Question

(vii) At what height the acceleration due to gravity is 25% of
that at the surface of the Earth, in terms of radius of the
Earth.​

Answer 1

Answer:

Explanation:

25/100g=g[1-2h/r]

25/100=[1-2h/r].

25/100=r-2h/r

25r=100r-200h

100r-25r=200h

75r=200h

75r/200=h

3r/8=h

Answer 2

To find :

• Height (h) at which acceleration due to gravity(g) will be 25% of that at the surface of the Earth.

Solution :

• Let the acceleration due to gravity at the surface of the earth be g₀.
• We know that, acceleration due to gravity at the surface of the earth is given by :

        g₀ = $\frac{GM}{R^{2} }$          

      where G is the universal gravitational constant, M is the mass of the Earth and R is the radius of the Earth.

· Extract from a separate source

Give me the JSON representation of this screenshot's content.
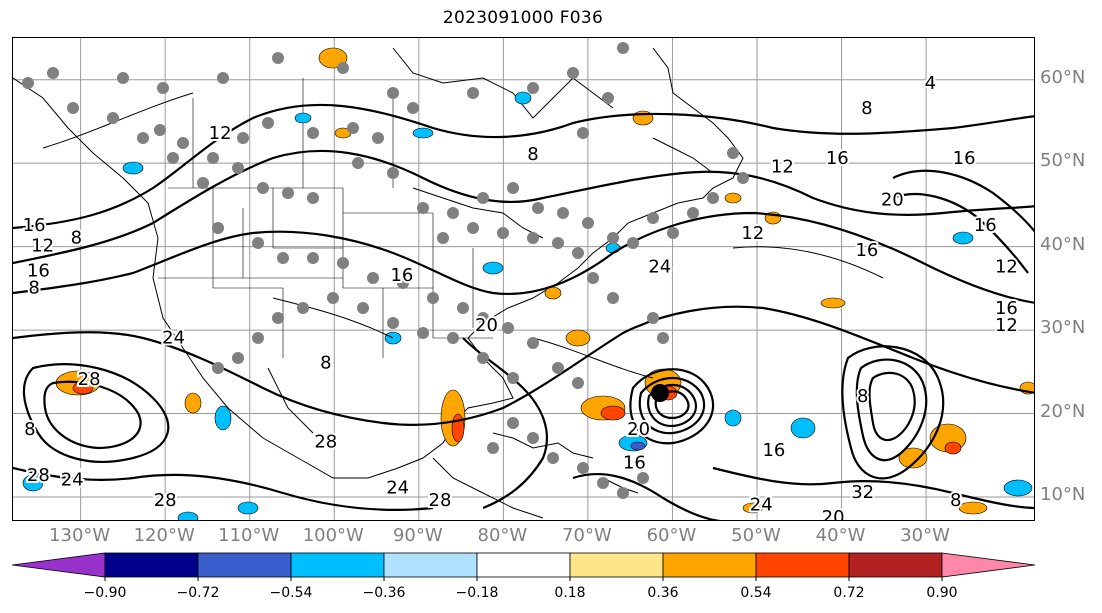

• Acceleration due to gravity at a height h above the earth's surface is given by :

       $g = \frac{GM}{(R+h)^{2} }$

• As per the given condition, g is 25% of g₀.
• ∴ g = 0.25 ×g₀

• ∴ $\frac{GM}{(R+h)^{2} } = \frac{1}{4} (\frac{GM}{R^{2} })$

• ∴ $\frac{R^{2} }{(R+h)^{2} } = \frac{1}{4}$

• ∴ $\frac{R}{R+h} = \frac{1}{2}$
• ∴ $2R = R + h$
• ∴ $R = h$

Answer : The acceleration due to Gravity will be 25% of that at the surface of the Earth at height of R.